In an example taken from nature, Hollnagel argued that birds display ETTO every day when they risk eating in the open, where food is plentiful and the danger is greatest, as opposed to eating less but in safety. Indeed, human ability to adjust performance to changing circumstances is also a key to our success. Things go right most of the time, but occasionally and inevitably, an unforeseen combination of the same trade-offs result in accidents. The origin of both success and failure is the same: performance. The systems we depend upon today are complex, intractable, interdependent and constantly changing. Our safety is the ability to succeed in varying circumstances. Therefore, we need to build human performance variability into these systems. Hollnagel argued that if varying performance can lead to failure, the current focus of risk assessment, it is just as variable when resulting in success: and it is success we should be focusing our attention on. He believes this would be a leap forward in the thinking around accident prevention and would make a positive contribution to the design of socio-technical systems and management.

Interview

Download the interview (mp3)

About the speaker

Erik Hollnagel (PhD, psychology) is Professor and Industrial Safety Chair at École des Mines de Paris (France), Professor Emeritus at University of Linköping (Sweden), and Visiting Professor at the Norwegian University of Science and Technology (NTNU) in Trondheim (Norway). He has since 1971 worked at universities, research centres, and industries in several countries and with problems from several domains, including nuclear power generation, aerospace and aviation, air traffic management, software engineering, healthcare, and land-based traffic. His professional interests include industrial safety, resilience engineering, accident investigation, cognitive systems engineering and cognitive ergonomics.

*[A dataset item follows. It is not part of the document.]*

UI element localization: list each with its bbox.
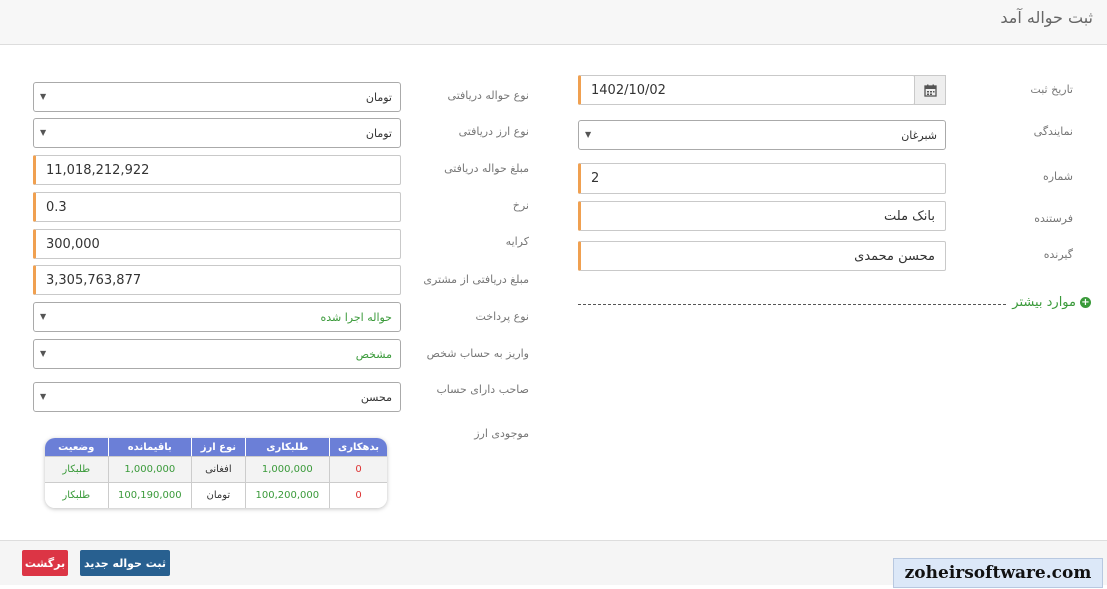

He has published more than 250 papers and authored or edited 13 books, some of the most recent titles being “Resilience Engineering Perspectives: Remaining Sensitive to the Possibility of Failure” (Ashgate, 2008), “Resilience Engineering: Concepts and Precepts” (Ashgate, 2006), “Joint Cognitive Systems: Foundations of Cognitive Systems Engineering” (Taylor & Francis, 2005) and “Barriers and Accident Prevention” (Ashgate, 2004). Erik Hollnagel is, together with Pietro C. Cacciabue, Editor-in-Chief of the international journal of Cognition, Technology & Work.